May 21, 2008

May, filem berlatar kerusuhan '98...

Rating:★★★
Category:Movies
Genre: Drama
SEPULUH tahun setelah kerusuhan itu, yang menyisakan kehilangan, nestapa, dan luka, keluarga itu digambarkan bertemu kembali. Suasana gembira dihadirkan melalui senyum empat orang di dalam ruangan itu: May (diperankan pendatang baru Jenny Chang) dan anaknya, ibunya alias Cik Bing (Tuti Kirana), serta Antares (Yama Carlos), kekasih May.

Kamera yang semula menyorot dari jarak dekat, kemudian pelan-pelan bergerak pelan menjauh, dan sebagian penonton barangkali bernafas lega: akhirnya filem ini berakhir "bahagia"...

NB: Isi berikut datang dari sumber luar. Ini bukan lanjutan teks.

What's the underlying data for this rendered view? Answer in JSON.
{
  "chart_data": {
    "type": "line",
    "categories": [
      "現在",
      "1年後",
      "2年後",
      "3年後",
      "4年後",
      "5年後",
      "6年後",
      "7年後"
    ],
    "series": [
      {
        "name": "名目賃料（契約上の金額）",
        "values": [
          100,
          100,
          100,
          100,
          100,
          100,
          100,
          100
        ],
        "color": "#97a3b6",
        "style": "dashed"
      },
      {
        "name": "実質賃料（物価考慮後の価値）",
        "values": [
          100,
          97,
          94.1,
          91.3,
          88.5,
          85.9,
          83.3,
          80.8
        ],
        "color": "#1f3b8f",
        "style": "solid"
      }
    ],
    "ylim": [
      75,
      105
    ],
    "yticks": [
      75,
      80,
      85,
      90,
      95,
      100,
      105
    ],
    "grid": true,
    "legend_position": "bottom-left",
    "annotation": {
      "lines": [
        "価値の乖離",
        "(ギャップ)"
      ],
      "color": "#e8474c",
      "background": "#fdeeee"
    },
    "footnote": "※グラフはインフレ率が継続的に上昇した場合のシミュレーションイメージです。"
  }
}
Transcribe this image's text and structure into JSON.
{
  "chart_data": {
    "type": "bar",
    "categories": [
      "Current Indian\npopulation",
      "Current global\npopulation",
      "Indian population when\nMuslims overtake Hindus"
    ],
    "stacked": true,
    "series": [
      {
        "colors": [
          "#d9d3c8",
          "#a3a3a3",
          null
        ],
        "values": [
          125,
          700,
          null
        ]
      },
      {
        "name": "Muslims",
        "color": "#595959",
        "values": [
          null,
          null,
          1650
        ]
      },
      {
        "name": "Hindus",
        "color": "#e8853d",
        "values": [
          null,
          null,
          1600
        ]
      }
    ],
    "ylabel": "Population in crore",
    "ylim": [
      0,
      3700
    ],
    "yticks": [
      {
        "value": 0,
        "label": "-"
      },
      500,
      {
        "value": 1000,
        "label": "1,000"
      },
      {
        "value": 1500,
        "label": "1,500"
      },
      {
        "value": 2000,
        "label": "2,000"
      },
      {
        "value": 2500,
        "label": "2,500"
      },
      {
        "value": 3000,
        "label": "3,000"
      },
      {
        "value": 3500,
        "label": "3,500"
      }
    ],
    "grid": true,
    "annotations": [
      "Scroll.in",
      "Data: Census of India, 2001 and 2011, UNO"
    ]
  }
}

Tapi tunggu dulu. Ada beberapa "tanda", yang disusupkan sang sutradara (Viva Westi) dalam adegan tersebut, yang bisa berarti meruntuhkan anggapan penonton itu. Pertama, sang ibu tetap mengenakan gaun merah, persis seperti yang dia kenakan sepuluh tahun silam -- saat dia terakhir bertemu anaknya, May, sebelum kerusuhan terjadi, yang akhirnya memisahkan mereka.

Kedua, adegan akhir itu hanya berupa gambar, tanpa dialog, tetapi dilatari musik yang sungguh menyayat: sebuah bahasa gambar yang indah, tapi sendu, sekaligus menyentuh. Sutradara filem ini, Viva Westi mengaku, adegan reuni itu adalah mimpi keluarga tersebut. "Mimpi orang-orang yang ingin seandainya kejadian (kerusuhan) itu tak terjadi, maka kejadian akhir yang menyenangkan itu akan mereka alami."

***
JUDUL filem ini adalah May, yang diharapkan sebagai filem drama (percintaan) dengan latar kerusuhan Mei tahun 1998. May, yang dipakai sebagai judul filem, adalah nama seorang perempuan keturunan Tionghoa, tokoh utama dalam filem ini.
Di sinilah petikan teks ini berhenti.